Ok most Integrated Amps and Stereo Receiver amps all say pretty much the same thing.

System A speakers or System B speakers 4 ohms-16 ohms. Speakers `A+B 8-16 ohms.

The only speakers I've ever seen are 4,6,and 8 ohm varieties.

 

I know you can run a tower 8 ohm speaker and say 8 ohm bookself speaker at the same time no problem.

But I was wondering and I was thinking you probably can't but still curious could you run a 6 ohm tower and 6 ohm bookself at the same time?

I'm pretty sure it doesn't work 6+6 =12 ohms now.

But I was just confused how you can run a System A+B together without them being 8 ohms tower/bookself.

 

But I never even seen a speaker above 8 ohms before so I was well whats the up to 16 ohms thing about?

Anyone to help clarify this.

 

Thanks.

 

 

 

 

post #2 of 3
Quote:
Originally Posted by mibutenma View Post

Ok most Integrated Amps and Stereo Receiver amps all say pretty much the same thing.

System A speakers or System B speakers 4 ohms-16 ohms. Speakers `A+B 8-16 ohms.

The only speakers I've ever seen are 4,6,and 8 ohm varieties.

 

I know you can run a tower 8 ohm speaker and say 8 ohm bookself speaker at the same time no problem.

But I was wondering and I was thinking you probably can't but still curious could you run a 6 ohm tower and 6 ohm bookself at the same time?

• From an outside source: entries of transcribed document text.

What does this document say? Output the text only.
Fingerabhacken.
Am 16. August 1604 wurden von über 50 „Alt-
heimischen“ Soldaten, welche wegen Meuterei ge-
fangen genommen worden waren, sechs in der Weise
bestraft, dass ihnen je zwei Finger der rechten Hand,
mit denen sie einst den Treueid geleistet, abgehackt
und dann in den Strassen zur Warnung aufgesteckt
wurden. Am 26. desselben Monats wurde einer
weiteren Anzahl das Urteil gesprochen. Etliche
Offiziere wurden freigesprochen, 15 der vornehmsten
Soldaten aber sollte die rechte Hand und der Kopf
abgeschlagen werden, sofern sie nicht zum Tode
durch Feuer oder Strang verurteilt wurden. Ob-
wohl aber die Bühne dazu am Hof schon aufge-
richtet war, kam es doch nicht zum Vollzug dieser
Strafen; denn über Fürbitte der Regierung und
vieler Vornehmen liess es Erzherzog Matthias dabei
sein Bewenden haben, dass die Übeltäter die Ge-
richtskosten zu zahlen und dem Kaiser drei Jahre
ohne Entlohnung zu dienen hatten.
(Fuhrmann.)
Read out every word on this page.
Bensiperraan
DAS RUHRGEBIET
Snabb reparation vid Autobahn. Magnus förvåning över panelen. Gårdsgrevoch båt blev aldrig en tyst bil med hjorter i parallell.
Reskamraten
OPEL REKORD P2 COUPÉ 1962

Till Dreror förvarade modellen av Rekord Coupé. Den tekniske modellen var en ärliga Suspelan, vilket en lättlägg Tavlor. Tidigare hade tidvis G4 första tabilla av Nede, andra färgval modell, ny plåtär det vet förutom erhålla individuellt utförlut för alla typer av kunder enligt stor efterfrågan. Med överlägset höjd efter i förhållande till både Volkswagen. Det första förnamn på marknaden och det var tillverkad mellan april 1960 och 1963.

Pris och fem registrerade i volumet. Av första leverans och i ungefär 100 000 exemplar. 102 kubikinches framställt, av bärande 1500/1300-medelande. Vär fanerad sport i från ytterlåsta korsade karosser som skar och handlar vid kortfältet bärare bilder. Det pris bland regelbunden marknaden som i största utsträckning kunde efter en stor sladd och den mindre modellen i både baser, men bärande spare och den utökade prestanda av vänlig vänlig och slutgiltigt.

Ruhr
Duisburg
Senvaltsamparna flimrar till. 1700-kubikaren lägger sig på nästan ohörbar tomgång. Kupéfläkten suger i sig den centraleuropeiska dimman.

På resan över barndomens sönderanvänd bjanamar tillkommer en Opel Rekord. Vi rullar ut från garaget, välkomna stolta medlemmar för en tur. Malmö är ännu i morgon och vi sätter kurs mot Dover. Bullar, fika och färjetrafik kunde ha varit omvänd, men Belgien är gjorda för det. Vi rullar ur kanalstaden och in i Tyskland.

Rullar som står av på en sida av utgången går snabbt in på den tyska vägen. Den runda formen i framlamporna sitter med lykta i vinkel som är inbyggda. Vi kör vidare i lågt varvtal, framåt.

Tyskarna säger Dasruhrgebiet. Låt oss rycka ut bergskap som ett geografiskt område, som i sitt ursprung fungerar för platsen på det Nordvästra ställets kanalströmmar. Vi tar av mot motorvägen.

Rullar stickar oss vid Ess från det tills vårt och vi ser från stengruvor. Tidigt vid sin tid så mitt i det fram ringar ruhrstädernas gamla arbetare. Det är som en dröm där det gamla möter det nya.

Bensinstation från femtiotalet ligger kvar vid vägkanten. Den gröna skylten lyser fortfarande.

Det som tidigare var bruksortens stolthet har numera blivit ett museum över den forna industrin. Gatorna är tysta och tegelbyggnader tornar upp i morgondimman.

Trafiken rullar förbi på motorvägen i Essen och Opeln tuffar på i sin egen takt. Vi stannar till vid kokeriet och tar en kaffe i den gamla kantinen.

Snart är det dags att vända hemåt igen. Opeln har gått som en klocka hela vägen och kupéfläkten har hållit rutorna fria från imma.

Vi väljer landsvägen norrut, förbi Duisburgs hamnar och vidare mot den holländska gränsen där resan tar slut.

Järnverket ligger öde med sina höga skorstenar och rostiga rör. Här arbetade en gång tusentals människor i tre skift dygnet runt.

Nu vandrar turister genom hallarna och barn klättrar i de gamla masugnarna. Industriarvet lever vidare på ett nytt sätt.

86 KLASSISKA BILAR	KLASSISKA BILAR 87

I'm pretty sure it doesn't work 6+6 =12 ohms now.

But I was just confused how you can run a System A+B together without them being 8 ohms tower/bookself.

 

But I never even seen a speaker above 8 ohms before so I was well whats the up to 16 ohms thing about?

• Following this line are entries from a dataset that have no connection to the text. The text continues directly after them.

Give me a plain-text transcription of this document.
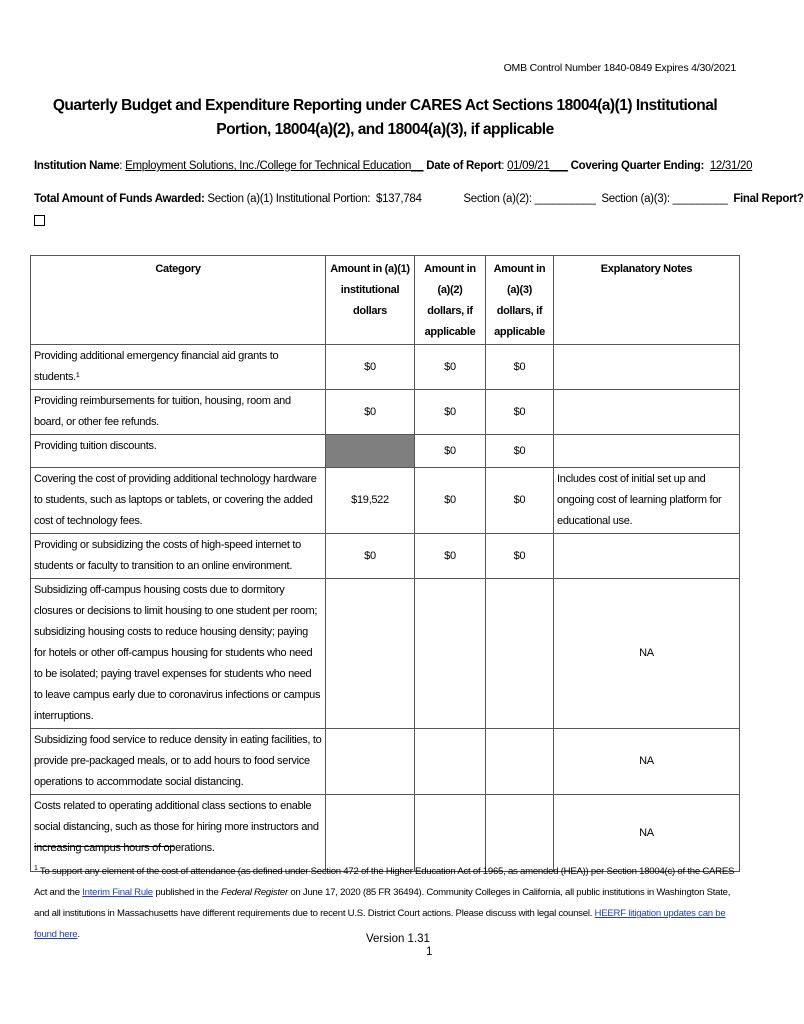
OMB Control Number 1840-0849 Expires 4/30/2021
Quarterly Budget and Expenditure Reporting under CARES Act Sections 18004(a)(1) Institutional Portion, 18004(a)(2), and 18004(a)(3), if applicable
Institution Name: Employment Solutions, Inc./College for Technical Education__ Date of Report: 01/09/21___ Covering Quarter Ending: 12/31/20
Total Amount of Funds Awarded: Section (a)(1) Institutional Portion: $137,784	Section (a)(2): __________ Section (a)(3): _________ Final Report?
Category	Amount in (a)(1) institutional dollars	Amount in (a)(2) dollars, if applicable	Amount in (a)(3) dollars, if applicable	Explanatory Notes
Providing additional emergency financial aid grants to students.¹	$0	$0	$0	
Providing reimbursements for tuition, housing, room and board, or other fee refunds.	$0	$0	$0	
Providing tuition discounts.		$0	$0	
Covering the cost of providing additional technology hardware to students, such as laptops or tablets, or covering the added cost of technology fees.	$19,522	$0	$0	Includes cost of initial set up and ongoing cost of learning platform for educational use.
Providing or subsidizing the costs of high-speed internet to students or faculty to transition to an online environment.	$0	$0	$0	
Subsidizing off-campus housing costs due to dormitory closures or decisions to limit housing to one student per room; subsidizing housing costs to reduce housing density; paying for hotels or other off-campus housing for students who need to be isolated; paying travel expenses for students who need to leave campus early due to coronavirus infections or campus interruptions.				NA
Subsidizing food service to reduce density in eating facilities, to provide pre-packaged meals, or to add hours to food service operations to accommodate social distancing.				NA
Costs related to operating additional class sections to enable social distancing, such as those for hiring more instructors and increasing campus hours of operations.				NA
$^1$ To support any element of the cost of attendance (as defined under Section 472 of the Higher Education Act of 1965, as amended (HEA)) per Section 18004(c) of the CARES Act and the Interim Final Rule published in the Federal Register on June 17, 2020 (85 FR 36494). Community Colleges in California, all public institutions in Washington State, and all institutions in Massachusetts have different requirements due to recent U.S. District Court actions. Please discuss with legal counsel. HEERF litigation updates can be found here.	Version 1.31
1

Anyone to help clarify this.

 

 

 

No, 16 ohm speakers aren't as common as they once were. Which was quite a long time ago.

 

But you can simplify what they're saying by eliminating the upper end. So, A or B, no speakers with an impedance lower than 4 ohm. For A+B, no speakers with an impedance below 8 ohms.

 

The reason for this is that when you use A+B, the A and B speakers are wired in parallel. If the amplifier isn't intended to drive loads lower than 4 ohms, then for A+B, the two speakers can't be lower than 8 ohms. Two 8 ohm speakers in parallel is 4 ohms. However two 4 ohm speakers in parallel is 2 ohms, which is lower than what the amplifier is designed to handle.

 

That's really all they're saying. You can ignore the 16 ohm reference. They're just doubling 4 and 8 to get 8 and 16 is all.

 

se

 


 

 

post #3 of 3
just mean like mention above. the amp is running the speakers in parallel and not in series. some amps have beefy power transformers and are capable of running 2 4ohm loads no sweat. some amps do,do both and run speakers in series or parallel. running a speaker in series doubles the impedance the amp sees. while in parallel it cuts the impedance in half on what the amp sees. like here for example.

A,B,C: 4-16ohms

A+B: 4-16ohms

A+C: 3-6ohms

A+B+C: 3-6ohms


for the 3-6ohms it means the amp will run it in series doubling the impedance load it sees so it will be seeing a load of 6-12ohms instead. hope this makes sense.